Hacker News new | ask | show | jobs
by sharkweek 2841 days ago
Resident of Seattle here, who has spent a number of years volunteering with a variety of homeless services (Real Change, Urban Rest Stop, for the other locals on here).

I think you're right that the WORST of the homeless crisis is due to addiction and mental illness, but honestly that's only about half (edited [1]) or so of the homeless population.

The majority of the homeless or near-homeless people who use the city services try to stay off the grid as much as possible as to not draw any trouble upon themselves. The unfortunate reality of this scenario is that the public typically only sees the worst of the problem, and deems it nearly impossible to fix. I understand why that is the perception, but it's not taking into account the large population of homeless people who are mentally stable. I was also plesantly surprised by the large number of the homeless who are sober as to not be spending the little money they collect on expensive addictions.

[1] - https://sunrisehouse.com/addiction-demographics/homeless-pop...

1 comments

To be clear, I have volunteered with a number of organizations that help the homeless in Seattle.
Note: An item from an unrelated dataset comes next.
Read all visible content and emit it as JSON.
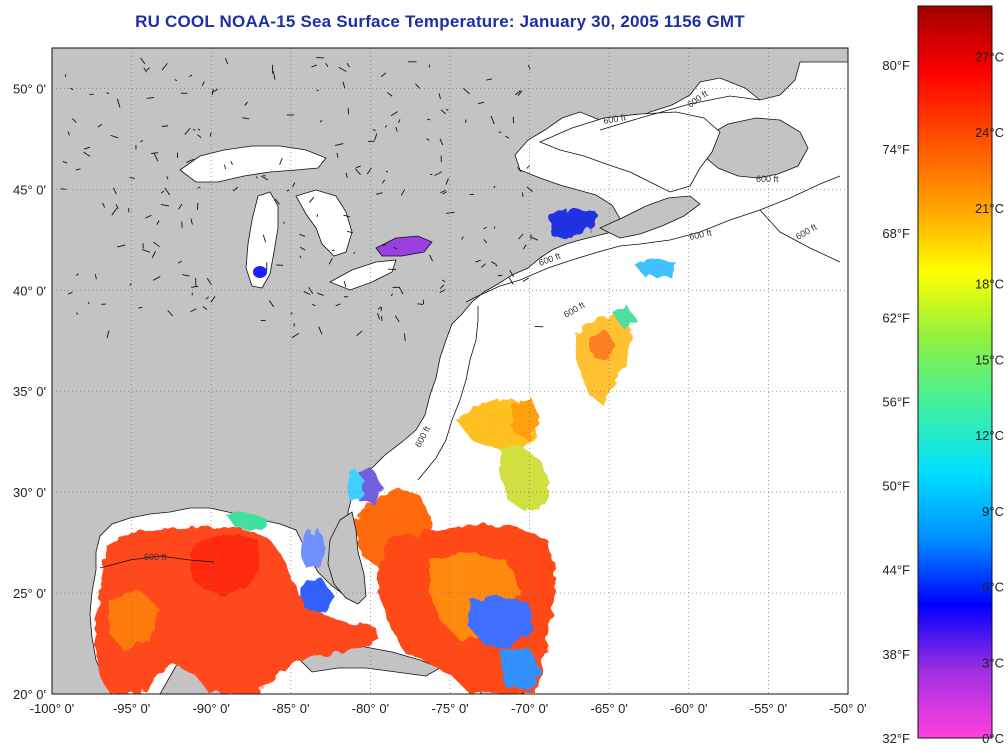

I don't know where you're getting 25-30% from, but that doesn't match with my experience -- I'm inclined to believe it's much higher, but it can really depend on what neighborhood you're in.
I am really confused as to how your personal experience would ever be able to figure out the actual percentage of homeless people who suffer from mental illness/drug addiction. No amount of experience would tell you those percentages, because no experience would have you meeting with a uniform sample of the homeless. Your experience is always going to have a huge selection bias.

It takes rigorous research, with properly accounted for selection biases, to determine actual ratios of the population as a whole.

I mostly agree. But, surely, you'd agree that personal experience, especially extensive personal experience, might give one an inkling about whether a particular statistic is accurate. I wasn't arguing anything more.

I've looked at a number of studies about this. In general, it's hard to find much agreement between them about actual numbers. I suspect some of that is related to how "homelessness" and "mental illness" or "addiction" are defined by the people doing the studies, but most indicate that some kind of majority are influenced by one or more of those issues.